I tried to read logs, but there were none that could be accessed via code editor. If somehow I can read logs or list of files that are open for each users I can do something. When a user submits a code, a random user on the machine is assinged, usually it’s of the form execution-user-xxxxx but if we check the working directory of users it’s of the following form /run-xxxxxxxxxxxx

But I checked this after discovering another way to read the submissions. I originally wanted to know what files were open during the code execution which can point me in the right direction.
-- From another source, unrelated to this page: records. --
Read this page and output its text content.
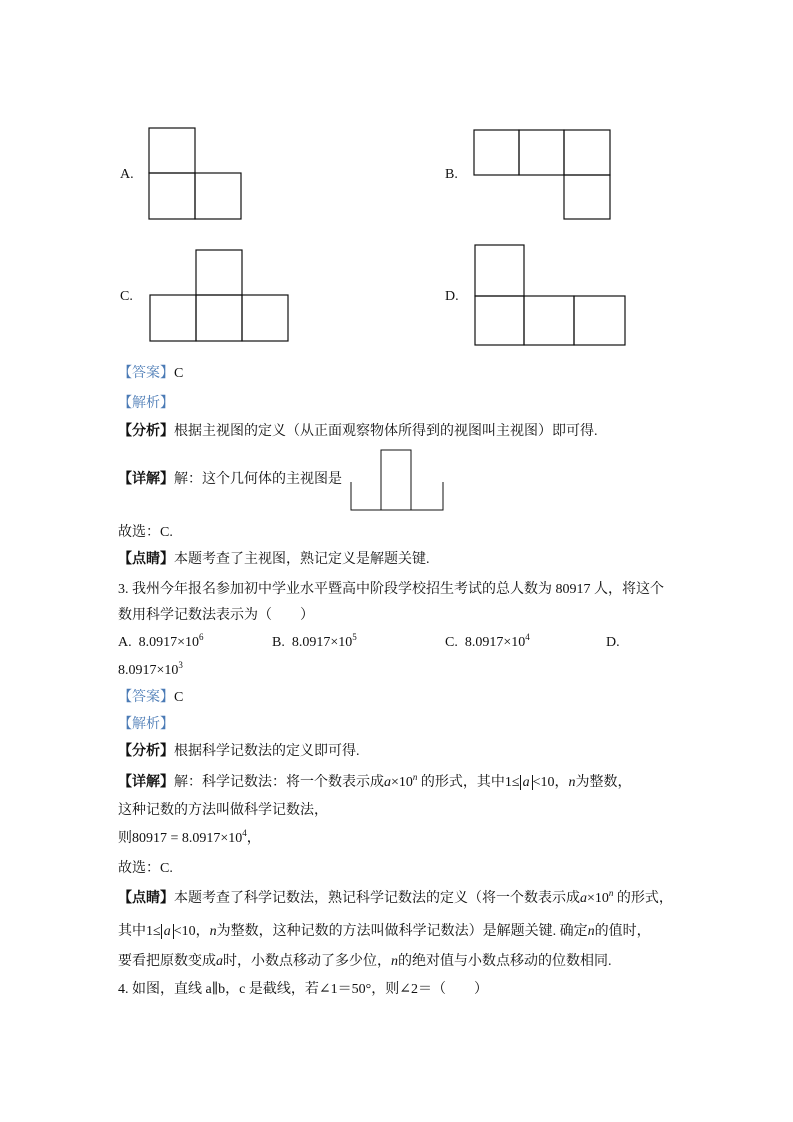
A.	B.
C.	D.
【答案】C
【解析】
【分析】根据主视图的定义（从正面观察物体所得到的视图叫主视图）即可得.
【详解】解：这个几何体的主视图是
故选：C.
【点睛】本题考查了主视图，熟记定义是解题关键.
3. 我州今年报名参加初中学业水平暨高中阶段学校招生考试的总人数为 80917 人，将这个
数用科学记数法表示为（　　）
A. $8.0917\times 10^6$	B. $8.0917\times 10^5$	C. $8.0917\times 10^4$	D.
$8.0917\times 10^3$
【答案】C
【解析】
【分析】根据科学记数法的定义即可得.
【详解】解：科学记数法：将一个数表示成$a\times 10^n$ 的形式，其中1≤ a <10，n为整数，
这种记数的方法叫做科学记数法，
则$80917 = 8.0917\times 10^4$，
故选：C.
【点睛】本题考查了科学记数法，熟记科学记数法的定义（将一个数表示成$a\times 10^n$ 的形式，
其中1≤ a <10，n为整数，这种记数的方法叫做科学记数法）是解题关键. 确定n的值时，
要看把原数变成a时，小数点移动了多少位，n的绝对值与小数点移动的位数相同.
4. 如图，直线 a∥b，c 是截线，若∠1＝50°，则∠2＝（　　）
So I tried the lsof command which returns list of open files

and all the user submissions were on the root level

Structure of a user directory is of following form


If we can read solution.*, we can find solutions that were submitted roughly around the same time period, plus reading we can find out potential test cases to any problem and cheat our way through :smiling_imp:

Let’s read the the solutions submitted for c .

less /run-*/solution.c

what if we don’t the know extension of the solution we can either do less /run-*/solution.* or just print the request.json as it contains solution submitted as well some other meta data.

less /run-*/request.json

Sadly we cannot see response.json due to permission issues, otherwise we could have extracted more juicy info (?)
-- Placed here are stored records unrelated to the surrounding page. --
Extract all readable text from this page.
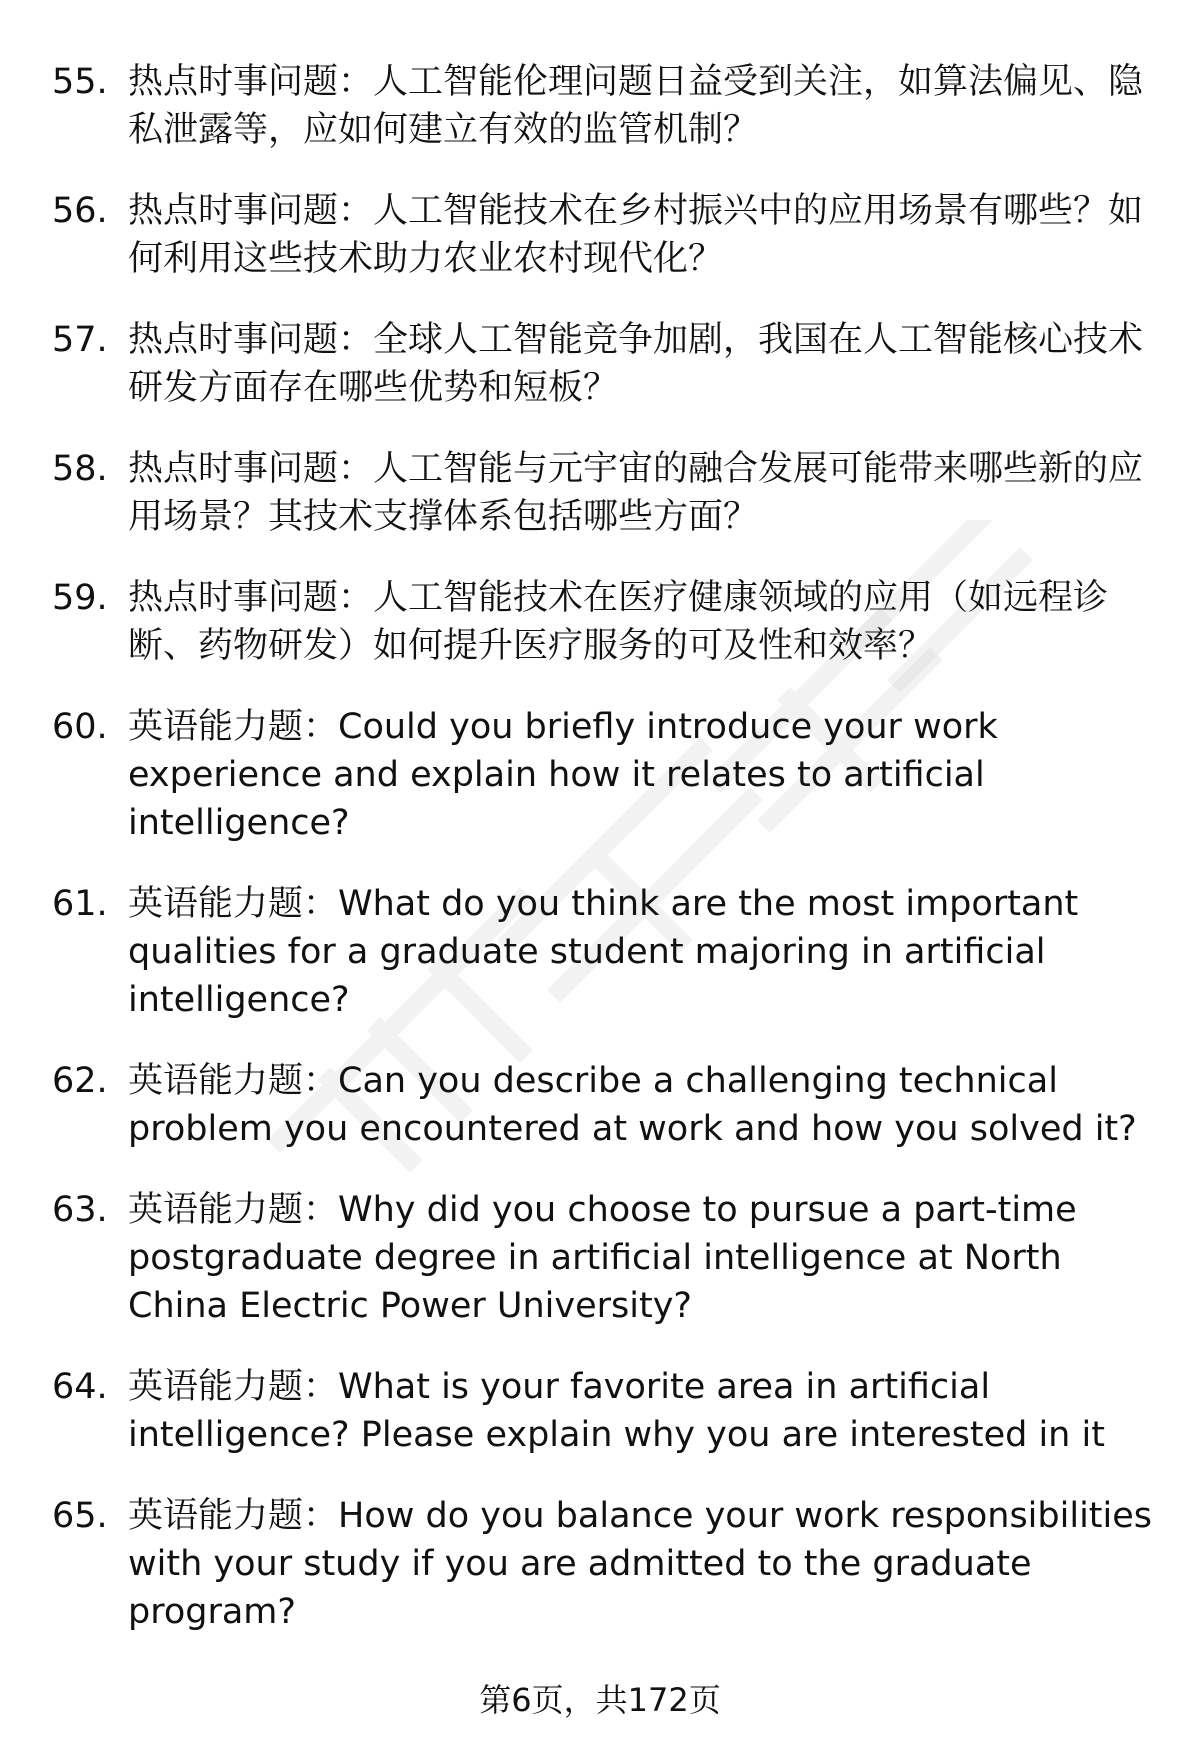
55. 热点时事问题：人工智能伦理问题日益受到关注，如算法偏见、隐私泄露等，应如何建立有效的监管机制？
56. 热点时事问题：人工智能技术在乡村振兴中的应用场景有哪些？如何利用这些技术助力农业农村现代化？
57. 热点时事问题：全球人工智能竞争加剧，我国在人工智能核心技术研发方面存在哪些优势和短板？
58. 热点时事问题：人工智能与元宇宙的融合发展可能带来哪些新的应用场景？其技术支撑体系包括哪些方面？
59. 热点时事问题：人工智能技术在医疗健康领域的应用（如远程诊断、药物研发）如何提升医疗服务的可及性和效率？
60. 英语能力题：Could you briefly introduce your work experience and explain how it relates to artificial intelligence?
61. 英语能力题：What do you think are the most important qualities for a graduate student majoring in artificial intelligence?
62. 英语能力题：Can you describe a challenging technical problem you encountered at work and how you solved it?
63. 英语能力题：Why did you choose to pursue a part-time postgraduate degree in artificial intelligence at North China Electric Power University?
64. 英语能力题：What is your favorite area in artificial intelligence? Please explain why you are interested in it
65. 英语能力题：How do you balance your work responsibilities with your study if you are admitted to the graduate program?
第6页，共172页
If we want to know hidden test cases for a problem, no problemo, just do less input*.in

When I had enough evidence that I could read user submissions, I submitted the same. They confirmed the same and asked me to explore further possibilites, if I can do manipulate files or link back each solution to the user.

We see that that the process id and the execution-user XXXX belongs to the sandbox environment the code is running in. Please explore further and see if you can get more other user info or exploit our code checker or hack into the server, we will gladly pass on the information to our team.
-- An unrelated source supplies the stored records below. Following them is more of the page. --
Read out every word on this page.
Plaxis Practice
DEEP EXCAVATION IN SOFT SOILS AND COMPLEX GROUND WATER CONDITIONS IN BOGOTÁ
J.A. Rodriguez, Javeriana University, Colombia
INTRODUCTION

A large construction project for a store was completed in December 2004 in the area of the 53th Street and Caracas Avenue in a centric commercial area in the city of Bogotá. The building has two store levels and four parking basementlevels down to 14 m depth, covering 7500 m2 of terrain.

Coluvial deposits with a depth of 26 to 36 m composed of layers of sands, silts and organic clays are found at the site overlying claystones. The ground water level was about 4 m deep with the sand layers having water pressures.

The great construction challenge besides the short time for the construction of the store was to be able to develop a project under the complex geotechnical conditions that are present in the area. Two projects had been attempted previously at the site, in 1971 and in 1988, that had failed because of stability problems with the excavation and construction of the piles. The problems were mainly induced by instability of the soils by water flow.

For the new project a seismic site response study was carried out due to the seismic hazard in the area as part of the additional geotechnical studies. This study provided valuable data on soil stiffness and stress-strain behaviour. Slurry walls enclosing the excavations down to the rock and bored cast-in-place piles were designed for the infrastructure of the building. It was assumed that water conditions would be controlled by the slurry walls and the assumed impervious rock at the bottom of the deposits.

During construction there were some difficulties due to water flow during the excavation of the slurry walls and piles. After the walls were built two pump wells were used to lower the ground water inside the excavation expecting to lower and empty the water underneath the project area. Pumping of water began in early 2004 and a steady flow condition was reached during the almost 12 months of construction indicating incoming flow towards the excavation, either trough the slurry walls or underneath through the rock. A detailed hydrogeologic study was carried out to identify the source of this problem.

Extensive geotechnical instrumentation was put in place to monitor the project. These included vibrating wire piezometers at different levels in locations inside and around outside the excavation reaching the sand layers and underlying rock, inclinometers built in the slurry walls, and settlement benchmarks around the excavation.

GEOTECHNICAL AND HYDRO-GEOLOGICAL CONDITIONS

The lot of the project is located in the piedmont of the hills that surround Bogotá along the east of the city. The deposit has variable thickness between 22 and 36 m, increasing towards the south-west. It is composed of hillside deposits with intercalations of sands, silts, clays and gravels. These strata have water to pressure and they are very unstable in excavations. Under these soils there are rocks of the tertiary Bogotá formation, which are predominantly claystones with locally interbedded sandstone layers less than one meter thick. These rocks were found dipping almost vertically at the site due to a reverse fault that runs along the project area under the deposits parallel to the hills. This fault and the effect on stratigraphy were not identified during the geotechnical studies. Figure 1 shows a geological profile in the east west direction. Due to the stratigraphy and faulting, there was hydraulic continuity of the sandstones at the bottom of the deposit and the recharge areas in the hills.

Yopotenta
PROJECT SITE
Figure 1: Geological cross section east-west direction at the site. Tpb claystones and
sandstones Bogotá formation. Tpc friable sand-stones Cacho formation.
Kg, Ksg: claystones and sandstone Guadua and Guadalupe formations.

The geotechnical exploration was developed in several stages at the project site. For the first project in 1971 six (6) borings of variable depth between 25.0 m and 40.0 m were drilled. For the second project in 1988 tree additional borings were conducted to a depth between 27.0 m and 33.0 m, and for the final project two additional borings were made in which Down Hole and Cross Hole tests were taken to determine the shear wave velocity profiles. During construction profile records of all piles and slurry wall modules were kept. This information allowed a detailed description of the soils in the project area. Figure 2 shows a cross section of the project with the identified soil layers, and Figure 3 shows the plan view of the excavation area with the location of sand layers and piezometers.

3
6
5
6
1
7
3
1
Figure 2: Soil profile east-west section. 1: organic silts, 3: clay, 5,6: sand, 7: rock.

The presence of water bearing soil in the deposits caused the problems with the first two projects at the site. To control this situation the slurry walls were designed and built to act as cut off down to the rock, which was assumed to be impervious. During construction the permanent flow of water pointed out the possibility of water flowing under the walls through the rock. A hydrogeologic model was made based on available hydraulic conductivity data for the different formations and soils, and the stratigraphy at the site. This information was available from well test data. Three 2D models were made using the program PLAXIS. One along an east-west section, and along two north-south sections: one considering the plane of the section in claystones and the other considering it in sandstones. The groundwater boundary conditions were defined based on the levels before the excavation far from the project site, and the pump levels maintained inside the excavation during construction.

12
I tried out some things, looked for environment variables,deep directory traversal, causing kernel panic. There were some dangerous things like dumping a zip bomb which I didn’t try, but hinted about all the possibility attacks in theory but there was nothing more I could think to attack. Hence I threw the towel.

This was HackerRanks’ final response

As of now, we do not see a major vulnerability, but for all your effort we would like to show our appreciation by sending hackerrank T-Shirt your way


Since I wasn’t able to manipulate system files or link back a solution to a user, no bounty was rewarded. But HackerRank appreicated my effort and decided to send a cool T-shirt my way So no reward but a cool T-shirt :smile:

Gifts are always appreciated :smile:


  • 9 May, 2018 [11:01 PM IST] - Contacted the Customer Support and reported the issue.
  • 10 May, 2018 [2:54 AM IST] - Response from HackerRank rep.
  • 10 May, 2018 [4:07 AM IST] - Response from HackerRank’s Techincal Solutions Engineer. Initial report was false positive. Was told to look for a way to read user submissions
  • 10 May, 2018 [9:33 PM IST] - Found a way to read user submissions. Reported the same
  • 11 May, 2018 [11:14 AM IST] - Confirmation from HackerRank. Asked if I can explore further
  • 11 May, 2018 [11:31 PM IST] - Coudln’t find a way to manipulate files and tie back submission to a user.
  • 10 May, 2018 - Asked to disclose the report after the fix.
  • 11 May, 2018 [3:21 PM IST] - Double Confirmed the fix.
  • 14 May, 2018 [11:31 AM IST] - Asked for an update.
  • 14 May, 2018 [10:35 PM IST] - Report wasn’t eligible for bounty, but got a T-shirt
  • 15 May, 2018 [12:06 PM IST] - Asked to disclose the issue
  • 16 May, 2018 [12:02 AM IST] - Recieved confirmation
  • 16 May, 2018 [11:35 PM IST] - Shared the draft
  • 18 July, 2018 [2:56 AM IST] - Draft approved
  • 18 July, 2018 [2:16 PM IST] - Draft published


I contacted HackerRank support and they were prompt,helpful and supportive during the whole process :+1:. So far all the companies I have contacted were quite nice, even when my reports were invalid or false positives.